No retry may convert an out-of-scope action into an in-scope action unless valid authority and explicit boundary conditions independently change.
Scope is not independent from authority.
Even an explicitly declared body path remains non-executable when:
- authority is missing
- authority is malformed
- authority is revoked
- authority is expired
- requested consequence exceeds granted scope
- custody does not match
- trust intake fails
Declared repository scope sets the outer boundary.
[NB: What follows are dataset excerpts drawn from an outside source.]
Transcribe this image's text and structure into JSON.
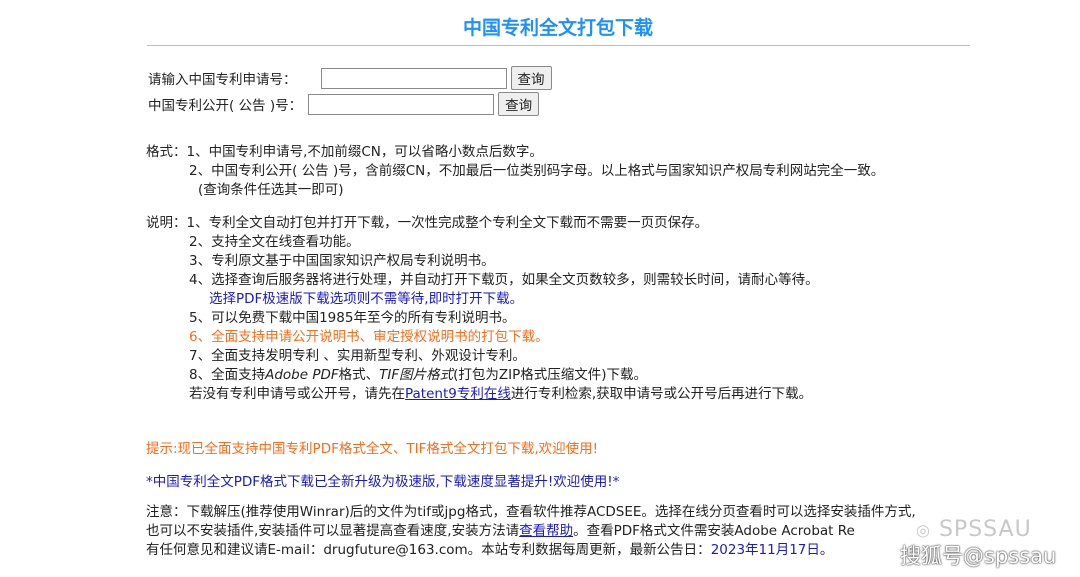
{
  "header": {
    "title": "中国专利全文打包下载"
  },
  "search": {
    "app_no_label": "请输入中国专利申请号：",
    "pub_no_label": "中国专利公开( 公告 )号：",
    "query_button": "查询",
    "app_no_value": "",
    "pub_no_value": ""
  },
  "format": {
    "prefix": "格式：",
    "lines": [
      "1、中国专利申请号,不加前缀CN，可以省略小数点后数字。",
      "2、中国专利公开( 公告 )号，含前缀CN，不加最后一位类别码字母。以上格式与国家知识产权局专利网站完全一致。",
      "(查询条件任选其一即可)"
    ]
  },
  "notes": {
    "prefix": "说明：",
    "l1": "1、专利全文自动打包并打开下载，一次性完成整个专利全文下载而不需要一页页保存。",
    "l2": "2、支持全文在线查看功能。",
    "l3": "3、专利原文基于中国国家知识产权局专利说明书。",
    "l4": "4、选择查询后服务器将进行处理，并自动打开下载页，如果全文页数较多，则需较长时间，请耐心等待。",
    "l4b": "选择PDF极速版下载选项则不需等待,即时打开下载。",
    "l5": "5、可以免费下载中国1985年至今的所有专利说明书。",
    "l6": "6、全面支持申请公开说明书、审定授权说明书的打包下载。",
    "l7": "7、全面支持发明专利 、实用新型专利、外观设计专利。",
    "l8_a": "8、全面支持",
    "l8_b": "Adobe PDF",
    "l8_c": "格式、",
    "l8_d": "TIF图片格式",
    "l8_e": "(打包为ZIP格式压缩文件)下载。",
    "l9_a": "若没有专利申请号或公开号，请先在",
    "l9_link": "Patent9专利在线",
    "l9_b": "进行专利检索,获取申请号或公开号后再进行下载。"
  },
  "tip": "提示:现已全面支持中国专利PDF格式全文、TIF格式全文打包下载,欢迎使用!",
  "announcement": "*中国专利全文PDF格式下载已全新升级为极速版,下载速度显著提升!欢迎使用!*",
  "footer": {
    "l1": "注意：下载解压(推荐使用Winrar)后的文件为tif或jpg格式，查看软件推荐ACDSEE。选择在线分页查看时可以选择安装插件方式,",
    "l2_a": "也可以不安装插件,安装插件可以显著提高查看速度,安装方法请",
    "l2_link": "查看帮助",
    "l2_b": "。查看PDF格式文件需安装Adobe Acrobat Re",
    "l3_a": "有任何意见和建议请E-mail：drugfuture@163.com。本站专利数据每周更新，最新公告日：",
    "l3_date": "2023年11月17日",
    "l3_b": "。"
  },
  "watermarks": {
    "brand": "SPSSAU",
    "sohu": "搜狐号@spssau"
  },
  "colors": {
    "title": "#1e90ff",
    "link": "#1a1acd",
    "orange": "#ff6a1a"
  }
}
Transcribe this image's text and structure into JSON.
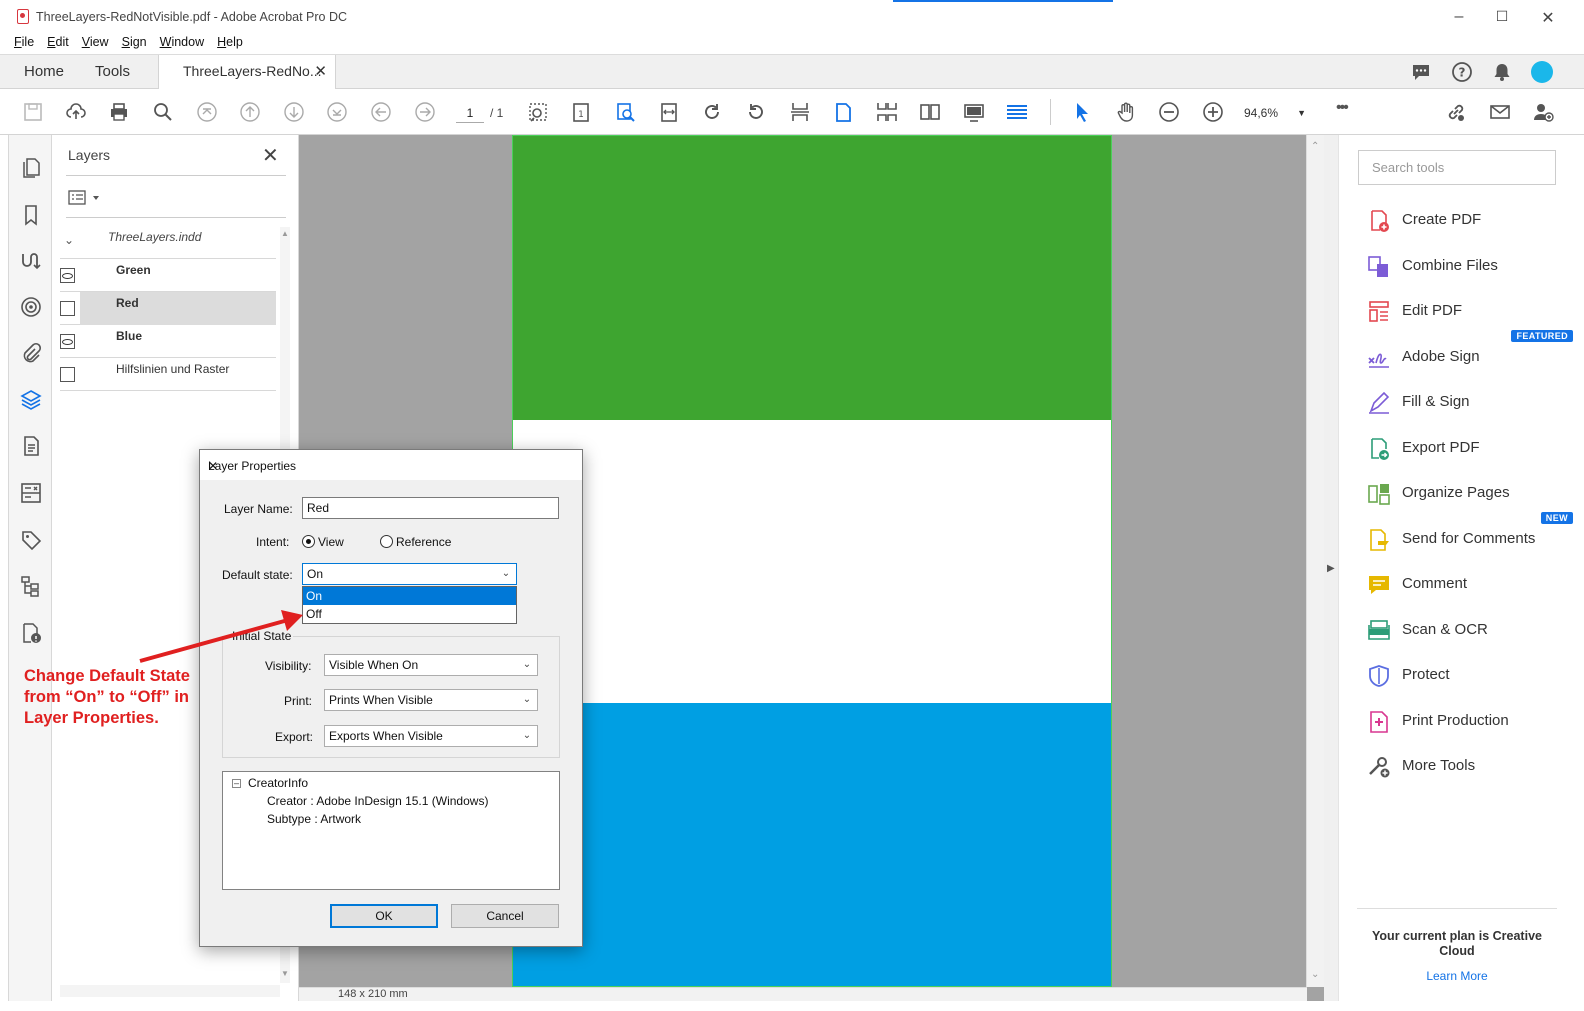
{
  "window": {
    "title": "ThreeLayers-RedNotVisible.pdf - Adobe Acrobat Pro DC",
    "minimize": "–",
    "maximize": "☐",
    "close": "✕"
  },
  "menu": [
    "File",
    "Edit",
    "View",
    "Sign",
    "Window",
    "Help"
  ],
  "tabs": {
    "home": "Home",
    "tools": "Tools",
    "doc": "ThreeLayers-RedNo...",
    "doc_close": "✕"
  },
  "toolbar": {
    "page_current": "1",
    "page_total": "/ 1",
    "zoom": "94,6%",
    "more": "•••"
  },
  "layers_panel": {
    "title": "Layers",
    "close": "✕",
    "root": "ThreeLayers.indd",
    "items": [
      {
        "label": "Green",
        "visible": true
      },
      {
        "label": "Red",
        "visible": false
      },
      {
        "label": "Blue",
        "visible": true
      },
      {
        "label": "Hilfslinien und Raster",
        "visible": false
      }
    ]
  },
  "document": {
    "page_size": "148 x 210 mm",
    "colors": {
      "green": "#3ea530",
      "white": "#ffffff",
      "blue": "#009fe3"
    }
  },
  "right_pane": {
    "search_placeholder": "Search tools",
    "tools": [
      {
        "label": "Create PDF",
        "icon": "create-pdf-icon",
        "color": "#e34850"
      },
      {
        "label": "Combine Files",
        "icon": "combine-files-icon",
        "color": "#7c5cd6"
      },
      {
        "label": "Edit PDF",
        "icon": "edit-pdf-icon",
        "color": "#e34850"
      },
      {
        "label": "Adobe Sign",
        "icon": "adobe-sign-icon",
        "color": "#7c5cd6",
        "badge": "FEATURED"
      },
      {
        "label": "Fill & Sign",
        "icon": "fill-sign-icon",
        "color": "#7c5cd6"
      },
      {
        "label": "Export PDF",
        "icon": "export-pdf-icon",
        "color": "#2d9d78"
      },
      {
        "label": "Organize Pages",
        "icon": "organize-pages-icon",
        "color": "#6aa84f"
      },
      {
        "label": "Send for Comments",
        "icon": "send-comments-icon",
        "color": "#e6b800",
        "badge": "NEW"
      },
      {
        "label": "Comment",
        "icon": "comment-icon",
        "color": "#e6b800"
      },
      {
        "label": "Scan & OCR",
        "icon": "scan-ocr-icon",
        "color": "#2d9d78"
      },
      {
        "label": "Protect",
        "icon": "protect-icon",
        "color": "#5b6ee1"
      },
      {
        "label": "Print Production",
        "icon": "print-production-icon",
        "color": "#d83790"
      },
      {
        "label": "More Tools",
        "icon": "more-tools-icon",
        "color": "#555555"
      }
    ],
    "plan_text": "Your current plan is Creative Cloud",
    "learn_more": "Learn More"
  },
  "dialog": {
    "title": "Layer Properties",
    "close": "✕",
    "layer_name_label": "Layer Name:",
    "layer_name_value": "Red",
    "intent_label": "Intent:",
    "intent_view": "View",
    "intent_reference": "Reference",
    "default_state_label": "Default state:",
    "default_state_value": "On",
    "default_state_options": [
      "On",
      "Off"
    ],
    "initial_state_legend": "Initial State",
    "visibility_label": "Visibility:",
    "visibility_value": "Visible When On",
    "print_label": "Print:",
    "print_value": "Prints When Visible",
    "export_label": "Export:",
    "export_value": "Exports When Visible",
    "creator_info": "CreatorInfo",
    "creator_line": "Creator : Adobe InDesign 15.1 (Windows)",
    "subtype_line": "Subtype : Artwork",
    "ok": "OK",
    "cancel": "Cancel"
  },
  "annotation": {
    "text": "Change Default State from “On” to “Off” in Layer Properties.",
    "color": "#e02020"
  }
}
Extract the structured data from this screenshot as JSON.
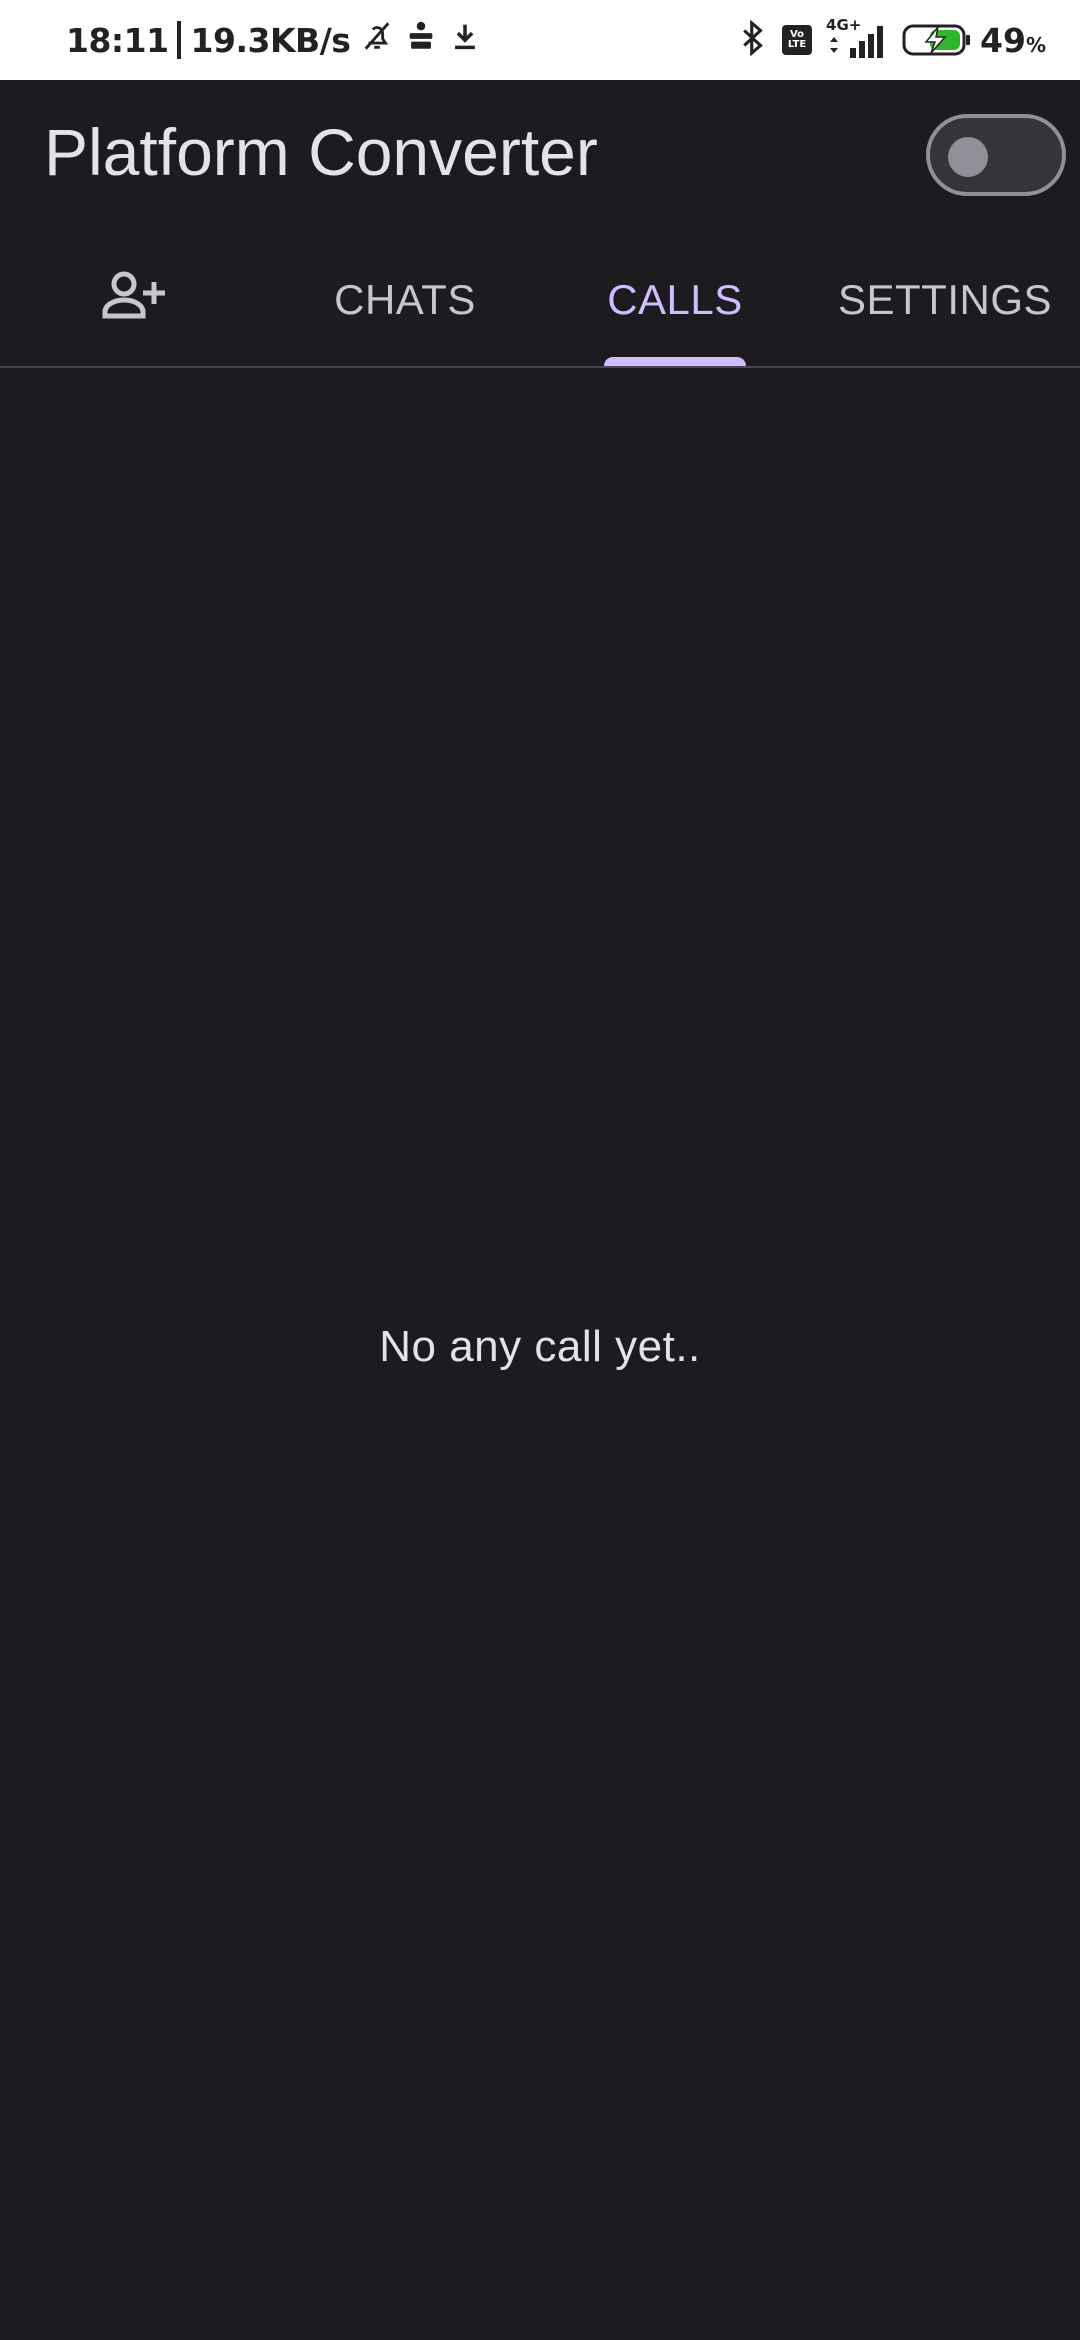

Valid authority determines whether any specific execution may happen inside it.
The repository declaration recorded in:
.verifrax/tags/v0.1.7.txt
is a release-boundary surface only.
It records canonical repository state, but it does not itself grant execution scope, widen body permissions, or activate operational consequence.
Scope legitimacy must be established separately through explicit published doctrine plus valid external authority.
If an action is not explicitly inside published body, authority, time, custody, and consequence boundaries together, CORPIFORM must treat it as out of scope.
There are no implicit scope exceptions.
This file defines the canonical published scope posture of CORPIFORM.
If this file is missing, altered, or ambiguous,
CORPIFORM MUST REFUSE ALL EXECUTION AND BE TREATED AS NON-LEGIBLE FOR SCOPE-GOVERNED CONSEQUENCE.